In this section we import the packages we need for this example. Make it a habbit to gather your imports in a single place. It will make your life easier if you are going to transform this notebook into a Kubeflow pipeline using Kale.

In [29]:
import sklearn
import numpy as np

from sklearn import datasets
from sklearn.model_selection import train_test_split
from sklearn.ensemble import RandomForestClassifier
from sklearn.metrics import precision_score, recall_score, f1_score, accuracy_score

In [30]:
pip install sklearn

Note: you may need to restart the kernel to use updated packages.


In [31]:
import sklearn


# Project hyper-parameters

In this cell, we define the different hyper-parameters variables. Defining them in one place makes it easier to experiment with their values and also facilitates the execution of HP Tuning experiments using Kale and Katib.

In [32]:
N_ESTIMATORS = 500
MAX_DEPTH = 2

# Load and preprocess data

In this section, we load and process the dataset to get it in a ready-to-use form by the model.

In [33]:
x, y = datasets.load_iris(return_X_y=True)

In [37]:
x_trn, x_tst, y_trn, y_tst = train_test_split(x, y, test_size=.2)

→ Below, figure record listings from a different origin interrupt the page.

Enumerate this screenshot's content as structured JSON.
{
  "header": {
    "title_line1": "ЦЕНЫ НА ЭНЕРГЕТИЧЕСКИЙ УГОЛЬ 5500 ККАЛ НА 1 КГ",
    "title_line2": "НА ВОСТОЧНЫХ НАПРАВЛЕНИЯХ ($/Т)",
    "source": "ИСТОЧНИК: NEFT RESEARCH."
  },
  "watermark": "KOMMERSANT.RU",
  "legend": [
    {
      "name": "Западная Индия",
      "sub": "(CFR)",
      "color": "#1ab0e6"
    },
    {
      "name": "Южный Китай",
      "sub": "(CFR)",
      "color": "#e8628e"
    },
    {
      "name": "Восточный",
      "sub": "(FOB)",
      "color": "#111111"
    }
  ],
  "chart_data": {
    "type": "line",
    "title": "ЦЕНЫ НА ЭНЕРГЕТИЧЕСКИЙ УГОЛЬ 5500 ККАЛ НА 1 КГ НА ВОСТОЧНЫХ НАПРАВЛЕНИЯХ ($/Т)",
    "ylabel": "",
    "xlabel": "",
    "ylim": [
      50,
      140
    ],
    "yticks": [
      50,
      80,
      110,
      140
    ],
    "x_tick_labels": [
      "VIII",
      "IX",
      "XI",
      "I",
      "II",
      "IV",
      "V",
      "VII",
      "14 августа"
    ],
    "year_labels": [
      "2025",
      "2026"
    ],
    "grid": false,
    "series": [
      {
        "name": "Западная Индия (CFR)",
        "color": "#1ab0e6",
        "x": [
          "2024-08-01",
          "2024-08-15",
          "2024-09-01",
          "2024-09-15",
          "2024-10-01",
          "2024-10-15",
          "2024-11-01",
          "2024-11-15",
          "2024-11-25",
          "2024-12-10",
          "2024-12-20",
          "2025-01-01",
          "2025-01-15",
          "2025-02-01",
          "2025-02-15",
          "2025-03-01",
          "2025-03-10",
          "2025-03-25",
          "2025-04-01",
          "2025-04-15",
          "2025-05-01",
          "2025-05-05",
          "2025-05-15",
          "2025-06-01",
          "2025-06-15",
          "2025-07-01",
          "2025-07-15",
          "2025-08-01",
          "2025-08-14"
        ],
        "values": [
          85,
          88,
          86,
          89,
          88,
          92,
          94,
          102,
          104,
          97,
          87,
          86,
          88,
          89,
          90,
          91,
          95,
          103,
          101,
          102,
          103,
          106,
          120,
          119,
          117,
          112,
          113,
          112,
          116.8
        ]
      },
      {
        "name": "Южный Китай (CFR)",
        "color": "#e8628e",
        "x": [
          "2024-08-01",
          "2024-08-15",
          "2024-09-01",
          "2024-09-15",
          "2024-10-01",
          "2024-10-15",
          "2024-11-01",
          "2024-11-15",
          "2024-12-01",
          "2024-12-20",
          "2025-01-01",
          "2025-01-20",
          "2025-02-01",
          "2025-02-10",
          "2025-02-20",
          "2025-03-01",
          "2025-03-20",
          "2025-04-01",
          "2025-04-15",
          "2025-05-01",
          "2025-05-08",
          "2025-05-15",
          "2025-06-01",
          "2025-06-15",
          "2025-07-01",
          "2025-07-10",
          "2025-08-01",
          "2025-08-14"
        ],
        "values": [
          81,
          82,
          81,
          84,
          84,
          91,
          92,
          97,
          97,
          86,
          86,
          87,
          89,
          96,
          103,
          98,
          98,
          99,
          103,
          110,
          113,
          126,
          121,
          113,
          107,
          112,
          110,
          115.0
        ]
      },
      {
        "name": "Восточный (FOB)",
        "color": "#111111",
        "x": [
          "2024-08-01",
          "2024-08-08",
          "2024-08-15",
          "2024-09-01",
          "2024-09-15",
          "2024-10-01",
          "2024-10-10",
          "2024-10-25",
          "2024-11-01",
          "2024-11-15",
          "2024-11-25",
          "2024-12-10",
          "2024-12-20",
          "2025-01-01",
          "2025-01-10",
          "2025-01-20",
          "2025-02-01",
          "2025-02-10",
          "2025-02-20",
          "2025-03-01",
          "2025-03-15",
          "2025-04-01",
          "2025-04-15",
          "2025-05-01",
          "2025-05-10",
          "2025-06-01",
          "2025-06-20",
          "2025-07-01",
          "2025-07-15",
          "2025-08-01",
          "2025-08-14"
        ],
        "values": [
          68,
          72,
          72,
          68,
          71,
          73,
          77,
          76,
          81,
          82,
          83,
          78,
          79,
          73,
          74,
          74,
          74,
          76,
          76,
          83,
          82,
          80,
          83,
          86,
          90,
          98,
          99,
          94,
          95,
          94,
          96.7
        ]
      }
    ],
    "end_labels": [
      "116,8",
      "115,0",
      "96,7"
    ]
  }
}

# Define and train the model

We are now ready to define our model. In this example, we use the scikit-learn implementation of Random Forest.

In [35]:
model = RandomForestClassifier(n_estimators=N_ESTIMATORS,
                               max_depth=MAX_DEPTH)

In [36]:
model.fit(x_trn, y_trn)

KeyError: 'print_changed_only'

KeyError: 'print_changed_only'

# Evaluate the model

Finally, we are ready to evaluate the model using the test set.

In [26]:
preds = model.predict(x_tst)

In [7]:
precision = precision_score(y_tst, preds, average='macro')
recall = recall_score(y_tst, preds, average='macro')
f1 = f1_score(y_tst, preds, average='macro')
accuracy = accuracy_score(y_tst, preds)

NameError: name 'precision_score' is not defined

# Serving

We can deploy the model as an inference server to KFServing, using the Kale `serve` API.

In [8]:
from kale.common.serveutils import serve
kfserver = serve(model)

TypeError: expected str, bytes or os.PathLike object, not NoneType

In [None]:
import json
data = {"instances": [[6.8, 2.8, 4.8, 1.4], [5.1, 3.5, 1.4, 0.2]]}
res = kfserver.predict(json.dumps(data))

In [None]:
print(res)

# Pipeline metrics

In the last cell of the Notebook, we print the pipeline metrics. These will be picked up by Kubeflow Pipelines, which will make them available through its UI.

In [None]:
print(precision)
print(recall)
print(f1)
print(accuracy)